Quien hablaba era el barbudo, y al hablar se embarullaba un poco. El menor se contentaba con aprobar a su hermano con la cabeza.

—Os lo decimos con toda franqueza —prosiguió Juan de Cressay—: cometimos un error al negaros a nuestra hermana. Pero ello fue debido más a nuestra madre —Dios la tenga en gloria—, que estaba muy obstinada, que a nosotros. Un caballero debe reconocer sus errores, y si María prescindió de nuestro consentimiento, nuestra es parte de la culpa. Todo eso debería olvidarse. El tiempo nos enseña a todos. Sin embargo, ahora es ella la que se niega; no obstante, juro ante Dios que no piensa en ningún otro hombre. ¡Eso sí que no! Así, que no lo comprendo. Tiene rarezas nuestra hermana, ¿verdad, Pedro?

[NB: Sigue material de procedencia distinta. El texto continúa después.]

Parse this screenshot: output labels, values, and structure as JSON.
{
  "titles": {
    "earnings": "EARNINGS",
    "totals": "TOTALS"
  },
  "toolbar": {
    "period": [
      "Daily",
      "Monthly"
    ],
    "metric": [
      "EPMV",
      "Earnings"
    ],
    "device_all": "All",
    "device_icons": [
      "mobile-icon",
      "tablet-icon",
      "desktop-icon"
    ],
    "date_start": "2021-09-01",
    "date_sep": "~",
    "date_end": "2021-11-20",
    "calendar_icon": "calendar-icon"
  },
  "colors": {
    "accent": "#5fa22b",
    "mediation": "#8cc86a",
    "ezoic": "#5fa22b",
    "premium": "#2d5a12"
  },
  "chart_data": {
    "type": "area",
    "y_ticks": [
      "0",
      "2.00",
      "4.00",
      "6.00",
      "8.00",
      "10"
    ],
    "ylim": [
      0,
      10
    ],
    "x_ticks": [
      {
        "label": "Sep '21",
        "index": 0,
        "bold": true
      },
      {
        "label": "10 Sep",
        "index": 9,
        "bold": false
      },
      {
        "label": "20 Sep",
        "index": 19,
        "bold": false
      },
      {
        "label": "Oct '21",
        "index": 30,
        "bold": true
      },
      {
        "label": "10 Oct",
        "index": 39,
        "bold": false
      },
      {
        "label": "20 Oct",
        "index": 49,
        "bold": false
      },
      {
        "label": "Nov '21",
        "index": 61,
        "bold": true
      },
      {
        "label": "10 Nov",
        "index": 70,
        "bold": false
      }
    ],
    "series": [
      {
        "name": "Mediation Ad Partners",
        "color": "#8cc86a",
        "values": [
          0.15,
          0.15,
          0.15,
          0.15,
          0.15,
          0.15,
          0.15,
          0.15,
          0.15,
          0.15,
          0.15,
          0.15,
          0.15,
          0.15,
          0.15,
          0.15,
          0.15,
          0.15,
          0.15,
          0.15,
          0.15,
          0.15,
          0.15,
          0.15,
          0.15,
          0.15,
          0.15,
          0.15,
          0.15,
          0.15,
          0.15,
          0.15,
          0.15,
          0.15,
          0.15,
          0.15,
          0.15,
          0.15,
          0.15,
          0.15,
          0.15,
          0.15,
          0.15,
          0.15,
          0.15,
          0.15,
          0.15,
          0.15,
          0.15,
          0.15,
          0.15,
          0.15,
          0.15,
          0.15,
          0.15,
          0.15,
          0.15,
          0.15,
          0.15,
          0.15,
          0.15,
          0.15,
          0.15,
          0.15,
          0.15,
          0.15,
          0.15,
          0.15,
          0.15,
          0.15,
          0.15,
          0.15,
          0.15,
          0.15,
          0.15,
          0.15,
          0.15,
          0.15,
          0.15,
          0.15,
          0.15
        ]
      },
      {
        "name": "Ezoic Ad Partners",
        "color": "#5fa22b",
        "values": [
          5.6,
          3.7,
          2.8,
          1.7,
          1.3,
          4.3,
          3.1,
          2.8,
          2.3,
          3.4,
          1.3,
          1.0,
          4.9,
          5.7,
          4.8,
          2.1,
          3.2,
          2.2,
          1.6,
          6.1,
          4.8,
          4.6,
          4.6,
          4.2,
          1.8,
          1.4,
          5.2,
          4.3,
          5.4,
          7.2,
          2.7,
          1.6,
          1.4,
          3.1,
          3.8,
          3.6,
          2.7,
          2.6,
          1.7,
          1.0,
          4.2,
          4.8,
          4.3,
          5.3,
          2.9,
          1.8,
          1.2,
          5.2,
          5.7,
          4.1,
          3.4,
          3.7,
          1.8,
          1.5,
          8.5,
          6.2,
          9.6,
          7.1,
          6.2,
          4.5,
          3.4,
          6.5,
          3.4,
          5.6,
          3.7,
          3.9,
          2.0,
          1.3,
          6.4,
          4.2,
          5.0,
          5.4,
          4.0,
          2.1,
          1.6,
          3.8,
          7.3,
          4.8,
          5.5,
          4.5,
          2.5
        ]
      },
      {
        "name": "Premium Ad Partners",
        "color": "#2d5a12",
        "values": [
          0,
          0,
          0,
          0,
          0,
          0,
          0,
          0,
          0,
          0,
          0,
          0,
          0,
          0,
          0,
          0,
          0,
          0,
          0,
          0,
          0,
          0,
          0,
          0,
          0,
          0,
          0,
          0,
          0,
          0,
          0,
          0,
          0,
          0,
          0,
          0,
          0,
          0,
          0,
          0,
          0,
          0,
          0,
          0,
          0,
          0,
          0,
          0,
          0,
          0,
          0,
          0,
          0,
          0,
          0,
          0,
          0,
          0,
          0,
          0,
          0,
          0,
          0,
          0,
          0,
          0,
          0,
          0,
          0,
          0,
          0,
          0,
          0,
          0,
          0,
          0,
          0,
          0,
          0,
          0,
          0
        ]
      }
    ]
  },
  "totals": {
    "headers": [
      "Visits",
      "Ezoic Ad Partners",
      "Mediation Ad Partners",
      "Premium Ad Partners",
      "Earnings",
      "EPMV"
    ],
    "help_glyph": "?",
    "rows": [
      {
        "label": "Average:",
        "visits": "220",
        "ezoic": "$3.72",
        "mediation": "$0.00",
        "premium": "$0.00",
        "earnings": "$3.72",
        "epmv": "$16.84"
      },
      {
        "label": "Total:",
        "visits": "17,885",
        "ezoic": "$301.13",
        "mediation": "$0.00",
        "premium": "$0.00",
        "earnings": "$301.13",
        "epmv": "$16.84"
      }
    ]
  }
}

Pedro de Cressay aprobó con la cabeza.

Para Guccio era un hermoso desquite tener ante él arrepentidos y balbuceantes, aquellos dos mozos que en otro tiempo habían llegado en plena noche, espada en mano, para matarlo, y le habían obligado a huir de Francia. Ahora sólo deseaban entregarle a su hermana; poco faltaba para que le suplicaran que apretara las clavijas, fuera a Cressay, impusiera su voluntad e hiciera valer sus derechos de esposo.

Pero eso era conocer poco el orgulloso temperamento de Guccio. Poco caso hacía de aquellos dos benditos; María era lo Único que le importaba. Pero ella lo rechazaba cuando estaba tan cerca y había venido tan dispuesto a olvidar pasadas injurias.

—Monseñor de Bouville debía de pensar que ella obraría así —dijo el barbudo—, ya que en su carta me dice: «Si la señora María se niega a ver a Guccio, como es de creer... » ¿Sabéis la razón que tuvo para escribir eso?

—No, no lo sé —respondió Guccio—; sin embargo, para que messire de Bouville lo haya visto tan claro, es necesario que ella se lo haya dicho y se haya mostrado firmemente resuelta.

La cólera comenzaba a apoderarse de Guccio. Sus negras cejas se apretaban contra la arruga vertical que le marcaba la frente. Esta vez tenía todo el derecho de actuar sin consideración hacia María. Pagaría su crueldad con una crueldad mayor.

—¿Y mi hijo? —prosiguió.

—Está aquí. Lo hemos traído.

En la pieza contigua, el niño que estaba inscrito en la lista de los reyes, y a quienes todos creían muerto hace nueve años, miraba como hacía las cuentas un empleado y se divertía acariciando las barbas de una pluma de ganso. Juan de Cressay abrió la puerta.

—Jeannot, ven —dijo.

Guccio, atento a lo que pasaba en su interior, se forzaba un poco a la emoción. «Mi hijo, voy a ver a mi hijo», se decía. La verdad es que no sentía nada. Sin embargo, ¡cuántas veces había esperado este momento! Pero no había previsto el pequeño paso, pesado, campesino, que oía acercarse. Entró el niño. Llevaba bragas cortas y una especie de blusa de seda; el rebelde remolino de los cabellos caía sobre su clara frente. ¡Un verdadero campesino!

Hubo un momento de turbación en los tres hombres, turbación que advirtió el niño. Pedro lo empujó hacia Guccio.

—Jeannot, aquí está...

Había que decir algo, decir a Jeannot quien era Guccio, y solamente se podía decir la verdad.

—...aquí está tu padre.

Guccio, tontamente, esperaba emoción, brazos abiertos, lágrimas. El pequeño Jeannot levantó hacia Guccio sus ojos azules, asombrados:

—¿No me dijeron que había muerto? —dijo.

Guccio se sobresaltó, dentro de él se formaba un rabioso furor.

—No, no —se apresuró a decir Juan de Cressay—. Estaba de viaje y no podía enviar noticias.

¿No es verdad, amigo Guccio?

«¡Cuántas mentiras le han dicho! —pensó Guccio—. Paciencia, paciencia... ¡Decirle que su padre había muerto! ¡Ah, malvados!» Y por decir algo, exclamó:

—¡Qué rubio es!

—Sí, se parece mucho al tío Pedro, hermano de nuestro difunto padre —respondió Juan de Cressay.